When she moved back home, things felt normal for once. We had our separate spaces but all still got together for family dinners. I was lulled into a false sense of security. Letting surface level chatter clear my consciousness of any worries I may have still had. Knowing all of that was still not enough for me to reconcile my little sister with the person she's become of late.

It wasn't just the affair with Jonathan that shocked me, it was her entire perspective on it. I'm not saying an apology would have fixed it but faced with her complete lack of remorse dug open all those buried concerns. I desperately wanted her to do something to redeem herself, leave some sort of crack open to let me in, let me help her. I shouldn't have waited for her to come to me.

As I approached my childhood home I decided to slow down and decided to leave my car parked a street away from the house. I may not have any sort of training but there was a reason I chose a career where I could work alone. People were crazy. They were unpredictable, unreliable and far too emotional. My sister was all of that and more. I had no idea if she would see me as friend or foe, and had no idea what I was walking into.

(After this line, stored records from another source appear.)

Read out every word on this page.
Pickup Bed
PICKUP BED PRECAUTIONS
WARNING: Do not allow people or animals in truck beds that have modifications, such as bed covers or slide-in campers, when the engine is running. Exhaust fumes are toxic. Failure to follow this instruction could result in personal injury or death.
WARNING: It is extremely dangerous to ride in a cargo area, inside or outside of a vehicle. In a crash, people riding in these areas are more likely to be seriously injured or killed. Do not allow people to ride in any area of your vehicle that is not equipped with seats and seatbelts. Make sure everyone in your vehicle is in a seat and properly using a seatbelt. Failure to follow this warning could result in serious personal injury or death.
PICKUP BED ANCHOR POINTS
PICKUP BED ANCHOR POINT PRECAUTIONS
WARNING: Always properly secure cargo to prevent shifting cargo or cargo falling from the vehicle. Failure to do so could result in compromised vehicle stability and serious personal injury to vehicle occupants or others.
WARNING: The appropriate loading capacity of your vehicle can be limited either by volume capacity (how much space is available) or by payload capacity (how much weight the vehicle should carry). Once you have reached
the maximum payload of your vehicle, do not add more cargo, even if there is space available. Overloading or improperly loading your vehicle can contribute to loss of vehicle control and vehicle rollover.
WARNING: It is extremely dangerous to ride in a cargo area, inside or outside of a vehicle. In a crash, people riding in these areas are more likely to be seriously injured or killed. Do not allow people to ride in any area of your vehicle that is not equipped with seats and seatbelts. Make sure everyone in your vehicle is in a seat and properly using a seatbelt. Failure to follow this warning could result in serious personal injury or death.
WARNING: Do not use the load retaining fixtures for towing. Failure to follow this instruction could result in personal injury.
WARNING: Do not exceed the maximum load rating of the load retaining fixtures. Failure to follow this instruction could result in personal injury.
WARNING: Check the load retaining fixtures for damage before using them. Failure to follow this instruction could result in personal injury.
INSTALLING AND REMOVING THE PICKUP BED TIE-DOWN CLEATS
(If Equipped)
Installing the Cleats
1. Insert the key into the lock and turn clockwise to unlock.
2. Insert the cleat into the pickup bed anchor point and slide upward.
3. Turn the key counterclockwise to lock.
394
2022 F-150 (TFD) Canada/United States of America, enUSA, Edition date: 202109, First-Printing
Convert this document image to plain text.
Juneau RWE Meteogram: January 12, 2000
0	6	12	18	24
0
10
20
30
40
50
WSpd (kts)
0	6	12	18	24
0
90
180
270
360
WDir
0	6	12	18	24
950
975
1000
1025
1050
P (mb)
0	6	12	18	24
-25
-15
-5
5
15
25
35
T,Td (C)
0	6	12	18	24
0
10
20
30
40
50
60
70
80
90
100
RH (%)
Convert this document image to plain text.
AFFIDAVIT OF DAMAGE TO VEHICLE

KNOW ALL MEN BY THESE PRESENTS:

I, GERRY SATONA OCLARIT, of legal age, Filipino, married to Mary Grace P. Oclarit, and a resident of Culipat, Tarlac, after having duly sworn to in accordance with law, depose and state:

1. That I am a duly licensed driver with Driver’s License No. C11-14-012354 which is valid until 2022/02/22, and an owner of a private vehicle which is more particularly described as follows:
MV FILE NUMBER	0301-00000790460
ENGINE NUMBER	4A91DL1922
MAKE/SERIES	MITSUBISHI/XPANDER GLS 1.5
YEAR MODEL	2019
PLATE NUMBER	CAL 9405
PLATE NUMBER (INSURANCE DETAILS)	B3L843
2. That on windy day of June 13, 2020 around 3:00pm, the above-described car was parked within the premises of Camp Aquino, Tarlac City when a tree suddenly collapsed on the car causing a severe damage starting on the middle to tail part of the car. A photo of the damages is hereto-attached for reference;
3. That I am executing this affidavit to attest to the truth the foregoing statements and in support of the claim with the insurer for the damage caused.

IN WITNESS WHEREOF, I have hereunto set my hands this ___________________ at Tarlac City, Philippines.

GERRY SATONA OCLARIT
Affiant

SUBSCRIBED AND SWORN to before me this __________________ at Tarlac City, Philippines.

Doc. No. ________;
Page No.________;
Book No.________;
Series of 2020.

Instead of going in guns blazing I decided to try and get an idea of what was happening. I didn't want to have to hurt my sister, but I couldn't stand by and watch her hurt anyone. I set out at a slight jog, navigating around the back of the houses using a familiar path from my frequent night time excursions in high school.

Once I reached the yard of my family home, I made my way toward the kitchen windows. Using the overgrown trees there to provide coverage, I was grateful my father had put off the task my mother had been harping on for weeks. From there I could get a good view of the main level of the house. Something broke inside of me as I saw the scene inside.

My parents stood horror stricken as Alyssa held Isla at knifepoint. Blood was dripping from both of them and I could just make out Gram's small form sprawled behind Alyssa on the carpet. Jesus Christ what had she done? I crouched down, needing a minute to gather my thoughts and repressing the urge to vomit.

Looking back in, I took some time to actually study Alyssa. I could hear her yelling even though it was muted by the closed windows. Her gestures were wild, her eyes were unfocused and it was obvious she had completely lost it. She was screaming at my parents who looked like they were trying to do whatever they could to not set her off.

We had a side door that Dad usually left open so he could sneak out for a cigar at night. I made my way over to it, grateful to find it unlocked. The door was across from the main entrance. I was behind Alyssa and Isla but my parents would see me as soon as I got close. I prayed they were able to refrain from giving my location away. As quietly as I could, I slid the door open and stepped into the house.

Staying crouched down so I was somewhat covered by the legs from the dining room set, I closed the door behind me. The mood inside was eerie as I quietly crawled my way in. Alyssa was screaming, waving the knife around. I could see blood dripping from Isla's arms and back, she stood frozen amidst Alyssa's unpredictable movements.

"I want to hear you say it first. I want you to admit you choseher over me!" Alyssa screamed, swinging the knife back to Isla suddenly.

I must have moved too fast because my mothers eyes flashed over to mine. I saw the moment she registered my presence but my father caught it too and turned my mother, shoving her face into his chest to disguise any reaction she may have had.

"Alyssa, we love you. You are our daughter. We don't want anyone hurt, please put the knife down."

"LIAR. YOU'RE LYING. YOU JUST DON'T WANT ME TO HURT ISLA." Alyssa screamed, she raised her arms, slapping her head as she muttered to herself. She finally stopped her frantic movements as she turned towards Isla. Determination crossed over Alyssa's face as she pointed the knife at my cousin. Knowing there was no time left I bolted, tackling Alyssa from the side.